Недалекое прошедшее, такое хорошее, светлое, уходило от него все дальше и дальше, подернутое каким-то туманом, из-за которого глядело на него с грустною улыбкой милое лицо...
"Уж не во сне ли все это, и точно ли Елена замужем и так далека от меня?" - повторял он несколько раз, на что-то безумно надеясь и вспоминая ее нежный, ласковый взгляд. С отчетливостью молодых влюбленных повторял он все нежные имена, которыми она его называла, вызывал ее образ, ее поцелуи, ее тихий, умоляющий голос, и кроткие его глаза блестели счастием...
Но письмо напоминало ему, что он не бредит. Он в десятый раз перечитывал его, целовал "ужасные" строки и все более и более убеждался, что Елену "жестоко обманули" и что во всем этом виновата мать, которую он уже горячо ненавидел...
О Борском (он его не встречал у Чепелевых) он старался не думать, а если Борский все-таки, помимо усилий, приходил на мысль, то Венецкий весь вздрагивал и называл его подлецом за то, что он женился, зная, что его не любят...
"Ведь она сказала же ему об этом... Он знал!" Он дал себе слово "узнать все, все, - и тогда..."
"Поздно, поздно! Узнай не узнай, счастья не вернешь, а только еще более испортишь жизнь Елене!" - шептал ему внутренний голос.

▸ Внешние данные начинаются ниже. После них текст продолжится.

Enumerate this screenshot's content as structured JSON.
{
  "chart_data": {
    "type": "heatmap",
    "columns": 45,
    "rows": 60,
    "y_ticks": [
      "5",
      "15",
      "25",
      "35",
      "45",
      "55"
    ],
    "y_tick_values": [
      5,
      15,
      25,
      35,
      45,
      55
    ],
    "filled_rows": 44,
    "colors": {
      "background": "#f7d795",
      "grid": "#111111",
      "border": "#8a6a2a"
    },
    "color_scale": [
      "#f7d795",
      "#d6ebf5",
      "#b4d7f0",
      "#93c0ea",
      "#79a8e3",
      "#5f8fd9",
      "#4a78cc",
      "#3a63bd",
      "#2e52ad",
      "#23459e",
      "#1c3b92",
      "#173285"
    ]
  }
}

Ему наконец сделалось невыносимо тяжело одному с своим горем в этой маленькой, тесной комнатке. Хотелось с кем-нибудь поделиться. Он стал перебирать родных и знакомых и ни на ком не остановился...
Наконец он вспомнил о старом приятеле, докторе Неручном, и остановился на нем.
- Пойду к нему! - решил он. - Быть может, он живет на старой квартире... Хороший он человек, и с ним можно поговорить...
Он вышел и тихо побрел в Гагаринскую улицу. Опять к нему приставали с телеграммами; он машинально взял телеграмму, прочел ее, и в больной голове его пробежала мысль:
"Разве туда?.. Убьют скоро!.. К чему теперь жить?.."
Но ему скоро самому сделалось совестно. Перед ним явилось серьезное лицо старухи матери. Припомнил он, как она рассказывала о потере любимого ею мужа (его отца), о том, как следует переносить горе, и Венецкий обозвал себя эгоистом...
Он повернул в Гагаринскую, остановился у большого серого дома и позвонил дворника.
- Здесь доктор Неручный живет?
- Здесь... Пожалуйте в четвертый этаж, во дворе!
Венецкий очень обрадовался, что Неручный здесь, и торопливо поднимался по темной лестнице.
"Видно, по-старому дела его плохи!" - подумал он, дергая колокольчик.
Двери отворила старая кухарка.
- И вы, Матрена, здесь? Как вас бог милует?
- А где же быть-то мне, - огрызнулась Матрена и потом, разглядевши гостя, прибавила: - Да это вы, Алексей Алексеевич! Пожалуйте, пожалуйте, а то мой-то и без того засиделся за книгой.